We Have To Talk About Violence

animaltalk

I asked the graduate students in my child psychopathology class about their reactions to the Boston Marathon bombings. Their surprise that I would ask confused me.  Was I really the first to ask?

It seems as though we haven’t found a way to have the tough, complicated discussions that might be the only thing we can do about violence and terrorism.  It may be important to move on and get back to normal.  But what if what has been going on isn’t normal? See below for an overview of my students’ and clients’ comments (printed anonymously to perserve confidentiality).

We Have Been Living with Violence Since We Were Children

“Ever since 9/11 it seems as though there is a violent event a couple of times per year.”

“It started with Columbine”

“This year was the worst – the hurricane, the murderous nanny, Sandy Hook Elementary, and now this.”

“It isn’t unusual anymore.”

“Its been this way since we were kids . . . after awhile they don’t seem like separate events. It’s one long streak of terror disguised by different excuses or causes.”

“Its not rare anymore.”

They All Seem Related 

“I’m not saying that they are related, but after awhile, they all seem related. It’s like guess what, somebody else blew up some people today.”

“The Boston Marathon bombings seemed more like a slightly more advanced version of Eric Harris and Dylan Klebold than terrorism.”

“Here is the simple structure: Someone or some persons who is either alienated, mentally ill, or seeking revenge is exposed to violent video games,  religious fundamentalists or violent movies and they go out and shoot or bomb many innocent people.”

“These aren’t isolated events anymore. They are part of a pattern. We are stuck in a very frightening cultural cycle. As long as we keep thinking about these episode as single events, we won’t be able to figure it out.”

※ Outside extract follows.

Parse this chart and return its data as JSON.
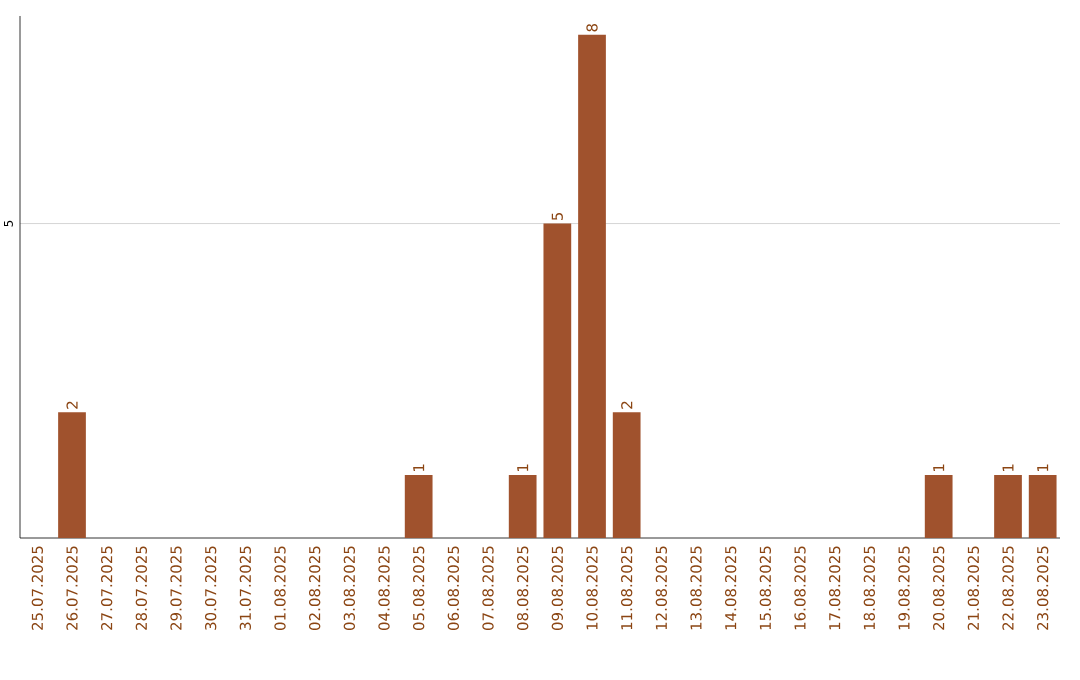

No One Is Talking About It

“After 9/11 we didn’t talk. After Aurora we didn’t talk. After the hurricane, we didn’t talk. After the nanny incident we didn’t talk. After Sandy Hook, we didn’t talk.  Now, we aren’t going to talk.”

“As long as we keep living life as normal we won’t ever see the abnormality of people randomly killing a bunch of people.”

“Everyone has a theory but we aren’t talking together to try and understand it.”

“The world has changed.  We need to talk about this.”

These comments reflect only a sampling of what I am hearing from young people, and some not so young people. Something about what our world has become seems to have unlatched the gates on human aggression. Maybe it has something to do with our tolerance for guns and media violence. Maybe the loss of strong ethics, values and institutions impacts the way humans can organize and contain aggression. I keep thinking about the need for early limit setting or some type of curtailment of what can show up on the internet but I don’t want to be in this conversation alone because I don’t have the answers.

All I know is that mass murder isn’t new, and the list formidable. But something seems patterned and repetitive about what has been transpiring in the lifetime of my twenty-something year old students. But we can’t keep blaming Islam, as per Marc Ambinder.  We have to talk about this violence, collectively. Only then will we be able to understand this moment in our time.  Only then can we begin to figure out what to do.